Publication

Letourneau, Lineberger and Van Osselaer in Bloomberg: Researching the Right Insurance Policy Can Save Your M&A Deal

Haynes Boone Associates Reese Letourneau, Storm Lineberger and Andrew Van Osselaer authored an article for Bloomberg Law describing how tailored insurance is key to managing environmental risks in M&A deals, especially for PFAS.

Read an excerpt below.

Environmental contamination is a perennial concern in transactions involving real estate, one that has only worsened in recent years due to fears surrounding per- and polyfluoroalkyl substances, or PFAS. Fortunately, insurance presents a means to remove environmental risks as deal-closing roadblocks.

However, to leverage insurance successfully—either by relying on existing insurance policies or by procuring new ones—it’s important to understand the complex coverage issues that arise with respect to environmental liabilities. Such an understanding, in turn, is often further complicated by the ever-changing legal landscape of pollution-risk coverage. Nevertheless, the potential benefits gained at the negotiating table by eliminating or reducing concerns about environmental contamination often make this necessary due diligence worth the effort.

Available Coverage
Prior to the late 1960s, companies relied heavily on general liability policies to protect against third-party liability arising from environmental risks. That’s because general liability policies were interpreted to provide coverage for a wide range of harms, including those caused by pollution.

By the early 1970s, however, the insurance market was changing. The establishment of the US Environmental Protection Agency coincided with a surge of environmental claims that caused insurers to rethink pollution coverage under their general liability policies.

Insurers responded by tightening general liability coverage through the inclusion of pollution exclusions. This began with the inclusion of the so-called “qualified” pollution exclusion, which allowed coverage for pollutant releases that were “sudden and accidental,” such as storage tank ruptures, but excluded releases that were more gradual in nature (subject to certain exceptions and idiosyncrasies in applicable law).

By the mid-1980s, most general liability policies included “absolute” pollution exclusions, which bar coverage for damage caused by the release of pollutants regardless of whether the release was “sudden and accidental.”

Further adding to the variation in pollution coverage, jurisdictions haven’t uniformly given pollution exclusions the same scope of effect. For example, in certain jurisdictions, pollution exclusions have only been applied to “traditional” instances of pollution, such as a release from a facility.

Other jurisdictions have applied them more broadly, including excluding claims involving exposure to harmful substances in products, including those that contain PFAS, such as personal protective equipment, food packaging, and fire-fighting foam.

These two overarching schools of thought regarding the pollution exclusion are comprised of countless variations on a state-by-state and even court-by-court level.

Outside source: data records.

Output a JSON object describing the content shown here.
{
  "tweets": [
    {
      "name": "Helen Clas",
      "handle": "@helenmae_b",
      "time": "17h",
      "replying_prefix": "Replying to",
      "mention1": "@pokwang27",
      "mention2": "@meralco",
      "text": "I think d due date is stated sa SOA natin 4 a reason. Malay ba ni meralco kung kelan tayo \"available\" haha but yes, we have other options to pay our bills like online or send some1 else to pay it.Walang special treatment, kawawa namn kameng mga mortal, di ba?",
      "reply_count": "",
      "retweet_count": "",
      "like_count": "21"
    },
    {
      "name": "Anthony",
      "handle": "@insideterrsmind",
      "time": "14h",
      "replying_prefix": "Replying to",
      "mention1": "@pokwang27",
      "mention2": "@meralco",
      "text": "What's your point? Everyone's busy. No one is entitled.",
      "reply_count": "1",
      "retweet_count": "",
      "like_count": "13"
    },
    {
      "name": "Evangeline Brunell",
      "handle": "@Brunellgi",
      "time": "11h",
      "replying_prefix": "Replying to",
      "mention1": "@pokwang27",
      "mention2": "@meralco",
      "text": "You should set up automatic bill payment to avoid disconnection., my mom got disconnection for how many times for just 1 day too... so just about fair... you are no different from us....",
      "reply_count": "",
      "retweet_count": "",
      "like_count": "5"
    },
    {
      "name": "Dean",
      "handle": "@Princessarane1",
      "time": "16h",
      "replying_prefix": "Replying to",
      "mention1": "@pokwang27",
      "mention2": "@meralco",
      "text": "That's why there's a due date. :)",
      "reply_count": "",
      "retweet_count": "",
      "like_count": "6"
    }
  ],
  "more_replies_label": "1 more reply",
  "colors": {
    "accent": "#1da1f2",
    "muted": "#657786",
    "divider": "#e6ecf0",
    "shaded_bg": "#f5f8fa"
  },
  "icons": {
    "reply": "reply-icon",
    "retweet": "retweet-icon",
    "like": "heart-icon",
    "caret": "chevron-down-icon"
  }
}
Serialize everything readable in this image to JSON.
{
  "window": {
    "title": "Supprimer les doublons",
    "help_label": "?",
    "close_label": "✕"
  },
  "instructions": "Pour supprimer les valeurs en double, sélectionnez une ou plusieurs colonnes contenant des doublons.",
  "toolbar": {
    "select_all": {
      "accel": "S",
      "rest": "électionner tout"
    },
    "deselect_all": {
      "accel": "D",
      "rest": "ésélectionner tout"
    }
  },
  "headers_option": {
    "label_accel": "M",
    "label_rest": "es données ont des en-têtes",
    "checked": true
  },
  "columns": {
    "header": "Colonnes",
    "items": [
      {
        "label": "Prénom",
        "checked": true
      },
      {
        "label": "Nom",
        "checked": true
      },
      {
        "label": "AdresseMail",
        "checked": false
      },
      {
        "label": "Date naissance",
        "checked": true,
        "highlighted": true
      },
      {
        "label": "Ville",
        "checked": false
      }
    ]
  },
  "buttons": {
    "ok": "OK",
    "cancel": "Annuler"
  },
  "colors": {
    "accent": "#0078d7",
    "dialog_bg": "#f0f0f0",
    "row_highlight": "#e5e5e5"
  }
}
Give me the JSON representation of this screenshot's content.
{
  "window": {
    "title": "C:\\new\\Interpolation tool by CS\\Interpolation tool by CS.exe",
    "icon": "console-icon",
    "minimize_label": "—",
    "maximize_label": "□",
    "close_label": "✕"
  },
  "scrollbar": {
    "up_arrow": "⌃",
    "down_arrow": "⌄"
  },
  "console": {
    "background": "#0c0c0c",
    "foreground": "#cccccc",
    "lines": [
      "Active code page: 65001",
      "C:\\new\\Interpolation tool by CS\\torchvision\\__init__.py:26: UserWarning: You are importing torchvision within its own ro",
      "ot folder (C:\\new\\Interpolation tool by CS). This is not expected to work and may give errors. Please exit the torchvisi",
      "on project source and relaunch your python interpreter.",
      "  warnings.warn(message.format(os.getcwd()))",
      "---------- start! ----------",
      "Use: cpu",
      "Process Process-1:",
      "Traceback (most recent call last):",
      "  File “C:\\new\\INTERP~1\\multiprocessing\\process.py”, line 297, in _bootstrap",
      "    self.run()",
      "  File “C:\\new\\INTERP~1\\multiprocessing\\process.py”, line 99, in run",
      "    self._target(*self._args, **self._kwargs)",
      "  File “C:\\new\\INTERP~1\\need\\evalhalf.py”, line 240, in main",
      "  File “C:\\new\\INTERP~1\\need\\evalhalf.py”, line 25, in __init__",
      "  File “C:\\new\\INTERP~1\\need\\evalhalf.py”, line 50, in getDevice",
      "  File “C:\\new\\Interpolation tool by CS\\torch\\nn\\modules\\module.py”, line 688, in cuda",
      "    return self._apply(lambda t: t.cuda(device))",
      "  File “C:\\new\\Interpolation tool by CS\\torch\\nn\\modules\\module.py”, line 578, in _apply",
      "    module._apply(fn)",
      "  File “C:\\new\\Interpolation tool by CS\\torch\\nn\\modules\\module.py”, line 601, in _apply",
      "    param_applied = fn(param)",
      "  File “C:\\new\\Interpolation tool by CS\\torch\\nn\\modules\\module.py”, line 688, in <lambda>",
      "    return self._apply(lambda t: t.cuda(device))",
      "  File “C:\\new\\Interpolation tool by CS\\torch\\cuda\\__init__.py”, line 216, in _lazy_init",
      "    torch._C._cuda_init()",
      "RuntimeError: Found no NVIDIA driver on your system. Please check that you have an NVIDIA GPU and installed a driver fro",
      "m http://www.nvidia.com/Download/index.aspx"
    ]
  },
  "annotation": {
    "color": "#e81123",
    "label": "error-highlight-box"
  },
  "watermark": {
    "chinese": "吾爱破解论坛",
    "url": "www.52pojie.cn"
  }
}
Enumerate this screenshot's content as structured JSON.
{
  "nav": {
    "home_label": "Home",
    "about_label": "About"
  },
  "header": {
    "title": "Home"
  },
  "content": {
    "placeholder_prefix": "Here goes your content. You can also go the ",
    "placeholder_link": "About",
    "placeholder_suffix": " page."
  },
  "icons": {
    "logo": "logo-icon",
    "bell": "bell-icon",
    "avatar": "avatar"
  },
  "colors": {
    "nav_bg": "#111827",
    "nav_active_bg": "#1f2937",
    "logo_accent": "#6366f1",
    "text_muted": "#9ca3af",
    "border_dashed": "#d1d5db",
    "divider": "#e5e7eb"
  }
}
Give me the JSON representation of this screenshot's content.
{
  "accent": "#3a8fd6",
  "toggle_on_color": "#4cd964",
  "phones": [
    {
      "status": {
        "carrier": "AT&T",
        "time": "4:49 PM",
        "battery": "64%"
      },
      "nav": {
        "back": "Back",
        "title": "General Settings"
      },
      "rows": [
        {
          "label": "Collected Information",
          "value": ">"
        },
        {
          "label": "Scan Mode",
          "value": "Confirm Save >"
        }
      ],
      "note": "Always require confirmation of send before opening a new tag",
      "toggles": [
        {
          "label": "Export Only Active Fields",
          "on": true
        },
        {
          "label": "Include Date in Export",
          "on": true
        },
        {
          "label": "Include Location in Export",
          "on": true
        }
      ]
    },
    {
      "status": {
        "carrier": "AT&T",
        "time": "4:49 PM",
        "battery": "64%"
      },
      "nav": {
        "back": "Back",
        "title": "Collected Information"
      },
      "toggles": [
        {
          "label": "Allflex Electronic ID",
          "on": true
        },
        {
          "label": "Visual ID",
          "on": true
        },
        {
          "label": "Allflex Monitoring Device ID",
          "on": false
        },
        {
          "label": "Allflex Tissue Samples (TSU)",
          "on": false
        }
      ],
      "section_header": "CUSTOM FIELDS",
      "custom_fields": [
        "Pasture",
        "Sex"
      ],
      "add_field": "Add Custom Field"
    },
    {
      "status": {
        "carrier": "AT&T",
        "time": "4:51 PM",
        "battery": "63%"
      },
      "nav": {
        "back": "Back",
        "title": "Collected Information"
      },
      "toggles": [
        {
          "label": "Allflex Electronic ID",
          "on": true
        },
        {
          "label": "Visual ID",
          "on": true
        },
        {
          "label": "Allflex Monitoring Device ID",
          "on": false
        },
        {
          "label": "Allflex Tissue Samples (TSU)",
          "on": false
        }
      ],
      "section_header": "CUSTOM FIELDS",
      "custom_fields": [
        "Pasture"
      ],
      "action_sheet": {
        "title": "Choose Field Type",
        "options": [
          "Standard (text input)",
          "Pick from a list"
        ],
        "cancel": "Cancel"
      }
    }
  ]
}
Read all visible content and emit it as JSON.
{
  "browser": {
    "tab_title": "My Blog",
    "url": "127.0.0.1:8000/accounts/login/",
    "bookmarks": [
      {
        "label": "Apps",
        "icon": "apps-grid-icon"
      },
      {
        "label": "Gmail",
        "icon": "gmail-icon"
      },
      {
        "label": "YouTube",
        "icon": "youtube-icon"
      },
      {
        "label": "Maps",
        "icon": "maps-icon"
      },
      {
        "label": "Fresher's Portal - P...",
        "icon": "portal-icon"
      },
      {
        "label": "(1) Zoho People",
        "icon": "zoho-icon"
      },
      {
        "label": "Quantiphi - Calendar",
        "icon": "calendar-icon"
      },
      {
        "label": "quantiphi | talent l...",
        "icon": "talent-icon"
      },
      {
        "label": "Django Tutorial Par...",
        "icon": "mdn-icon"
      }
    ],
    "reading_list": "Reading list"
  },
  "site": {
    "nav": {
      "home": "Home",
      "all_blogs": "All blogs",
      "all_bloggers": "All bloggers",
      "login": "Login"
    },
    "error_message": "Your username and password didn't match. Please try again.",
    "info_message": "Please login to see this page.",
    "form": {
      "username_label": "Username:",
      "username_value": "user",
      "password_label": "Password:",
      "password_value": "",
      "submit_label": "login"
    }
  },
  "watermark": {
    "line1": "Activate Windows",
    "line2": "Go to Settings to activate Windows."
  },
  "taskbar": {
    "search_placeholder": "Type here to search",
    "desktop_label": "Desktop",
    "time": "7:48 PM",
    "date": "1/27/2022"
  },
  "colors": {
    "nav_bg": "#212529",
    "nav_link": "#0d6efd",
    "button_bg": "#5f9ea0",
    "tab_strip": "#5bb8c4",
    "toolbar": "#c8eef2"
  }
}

It should be no surprise, then, that the pollution exclusion remains one of the most litigated issues for environmental coverage, and the outcome often turns on which state’s law applies to the insurance policy.

Pollution Legal Liability
To fill the gap left by pollution exclusions in general liability policies, insurers developed Pollution Legal Liability insurance (and for contractor operations, Contractors Pollution Liability insurance). These standalone policies offer customized coverage for a range of environmental exposures that would generally fall outside modern general liability coverage.